Is mining worth it? Many people dream of buying a miner, plugging it in, sitting back and watching the dough roll in. Sadly, it’s not that simple. Under some conditions, mining will be profitable. Under others, it won't.
When you’re trying to decide whether bitcoin mining is worthwhile, it all comes down to the cost of mining bitcoins, and the return that you can expect. Many people understand the return (you get bitcoins).
Fewer understand the different factors affecting the cost.
The Power of the Miner-
All miners on the bitcoin network are all racing to try and solve a mathematics puzzle so that they can earn a bitcoin prize. To win the puzzle, the miner tries thousands of calculations a second until it finds the right one.
The number of calculations that your miner can make each second is called its hash rate. The higher the hash rate, the more puzzles it will successfully solve, and the more bitcoins it will earn. Different miners have different hash rates, and you'll need to take your miner's hash rate into account when assessing profitability. Here's how to choose a bitcoin miner.
Difficulty-
The bitcoin network only wants to create new bitcoins every ten minutes, which means that it only wants someone to win that race every ten minutes. Yet as more miners try to solve the puzzle, the chance of someone solving the puzzle more quickly increases.
The bitcoin network adapts to this by making the puzzle harder to solve. It does this by adjusting a numerical value that is part of the puzzle, called the difficulty.
As more people try to mine for bitcoin, the more the difficulty rises, and the harder it is to solve the puzzle. Rising difficulty is bad for miners because it reduces their chance of winning the race.
It’s especially bad for people using slower mining equipment because they stand even less of a chance. This represents a cost because a higher difficulty reduces your probability of winning the race and therefore mining coins.
You can combat difficulty by using a more powerful miner, but this affects another parameter:
The Initial Cost of the Miner-
To buy more powerful miners, you’re going to have to spend more cash.
That shiny new ASIC mining box sitting under your desk may be the most powerful miner known to humankind, but it cost you a lot of money.
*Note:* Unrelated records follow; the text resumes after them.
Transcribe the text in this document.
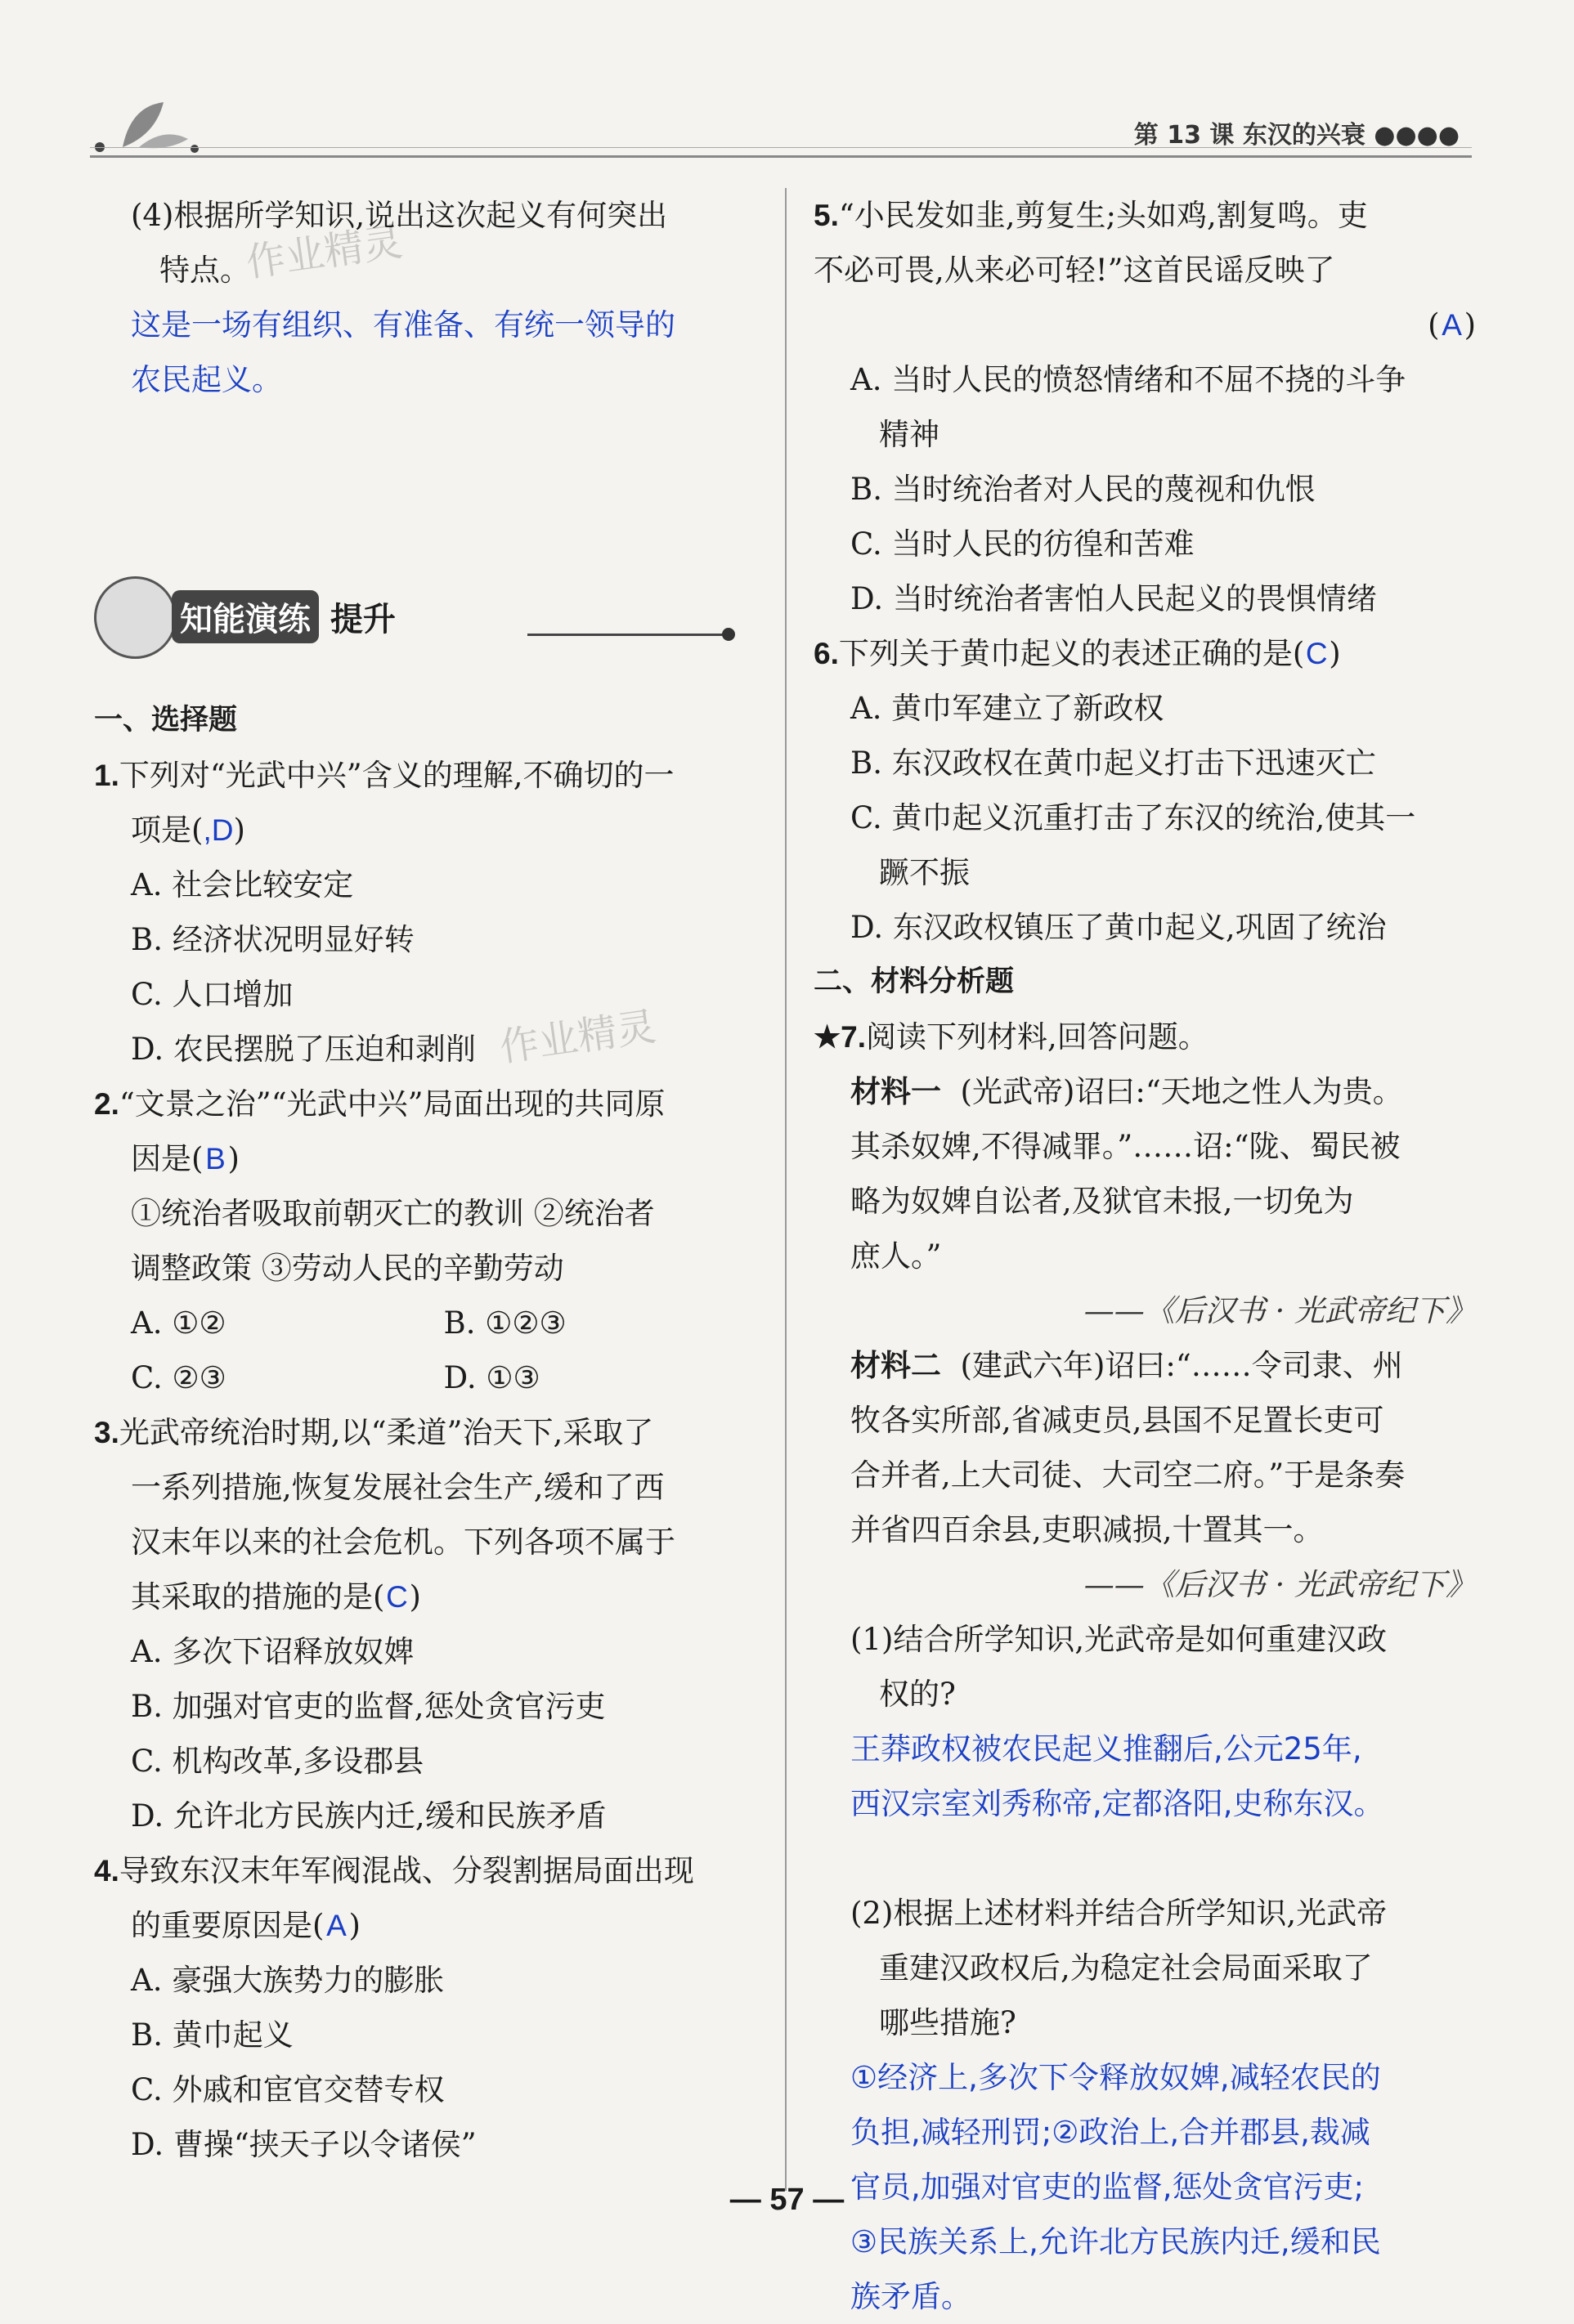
第 13 课 东汉的兴衰 ●●●●
作业精灵
作业精灵
(4)根据所学知识,说出这次起义有何突出
特点。
这是一场有组织、有准备、有统一领导的
农民起义。
知能演练 提升
一、选择题
1.下列对“光武中兴”含义的理解,不确切的一
项是(,D)
A. 社会比较安定
B. 经济状况明显好转
C. 人口增加
D. 农民摆脱了压迫和剥削
2.“文景之治”“光武中兴”局面出现的共同原
因是(B)
①统治者吸取前朝灭亡的教训 ②统治者
调整政策 ③劳动人民的辛勤劳动
A. ①②	B. ①②③
C. ②③	D. ①③
3.光武帝统治时期,以“柔道”治天下,采取了
一系列措施,恢复发展社会生产,缓和了西
汉末年以来的社会危机。下列各项不属于
其采取的措施的是(C)
A. 多次下诏释放奴婢
B. 加强对官吏的监督,惩处贪官污吏
C. 机构改革,多设郡县
D. 允许北方民族内迁,缓和民族矛盾
4.导致东汉末年军阀混战、分裂割据局面出现
的重要原因是(A)
A. 豪强大族势力的膨胀
B. 黄巾起义
C. 外戚和宦官交替专权
D. 曹操“挟天子以令诸侯”
5.“小民发如韭,剪复生;头如鸡,割复鸣。吏
不必可畏,从来必可轻!”这首民谣反映了
(A)
A. 当时人民的愤怒情绪和不屈不挠的斗争
精神
B. 当时统治者对人民的蔑视和仇恨
C. 当时人民的彷徨和苦难
D. 当时统治者害怕人民起义的畏惧情绪
6.下列关于黄巾起义的表述正确的是(C)
A. 黄巾军建立了新政权
B. 东汉政权在黄巾起义打击下迅速灭亡
C. 黄巾起义沉重打击了东汉的统治,使其一
蹶不振
D. 东汉政权镇压了黄巾起义,巩固了统治
二、材料分析题
★7.阅读下列材料,回答问题。
材料一 (光武帝)诏曰:“天地之性人为贵。
其杀奴婢,不得减罪。”……诏:“陇、蜀民被
略为奴婢自讼者,及狱官未报,一切免为
庶人。”
——《后汉书 · 光武帝纪下》
材料二 (建武六年)诏曰:“……令司隶、州
牧各实所部,省减吏员,县国不足置长吏可
合并者,上大司徒、大司空二府。”于是条奏
并省四百余县,吏职减损,十置其一。
——《后汉书 · 光武帝纪下》
(1)结合所学知识,光武帝是如何重建汉政
权的?
王莽政权被农民起义推翻后,公元25年,
西汉宗室刘秀称帝,定都洛阳,史称东汉。

(2)根据上述材料并结合所学知识,光武帝
重建汉政权后,为稳定社会局面采取了
哪些措施?
①经济上,多次下令释放奴婢,减轻农民的
负担,减轻刑罚;②政治上,合并郡县,裁减
官员,加强对官吏的监督,惩处贪官污吏;
③民族关系上,允许北方民族内迁,缓和民
族矛盾。
— 57 —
Before you can make a profit, you have to make back the money that you just spent on the equipment.
The Cost of the Electricity-
It isn’t just buying the miner that you have to think about. You have to consider how much it costs to run, too. Miners work very hard to do their calculations, and that takes a lot of electricity to run. This means that you have to factor the electricity that your miner uses into the equation.
Typically, you’ll measure the energy used by the miner in watts. You’ll measure your own energy costs in the price to use a kilowatt of energy for an hour.
All of these things represent costs, and they all affect each other, which makes the calculation very tricky.
There’s only one factor underpinning the return, and that’s the price of bitcoins.
The Price of Bitcoins-
Bitcoin’s price fluctuates wildly, thanks to a variety of factors: government regulatory decisions, news about criminal activity, and even the bitcoin trading habits of ‘Bear Whales’ who hold lots of bitcoins and can move markets quickly.
If a bitcoin is worth $1000 or more, as it was at the end of 2013, then bitcoin mining seems like a pretty profitable exercise, because you’ll need to generate fewer bitcoins to make your money. If the price drops to $200, as it did a little over a year later, then it’ll take longer to mine your bitcoins, meaning that you’ll spend more on electricity.
Calculating the Profitability of Mining-
What this all boils down to is that if the return on bitcoin is worth more than the cost, then it’s worthwhile.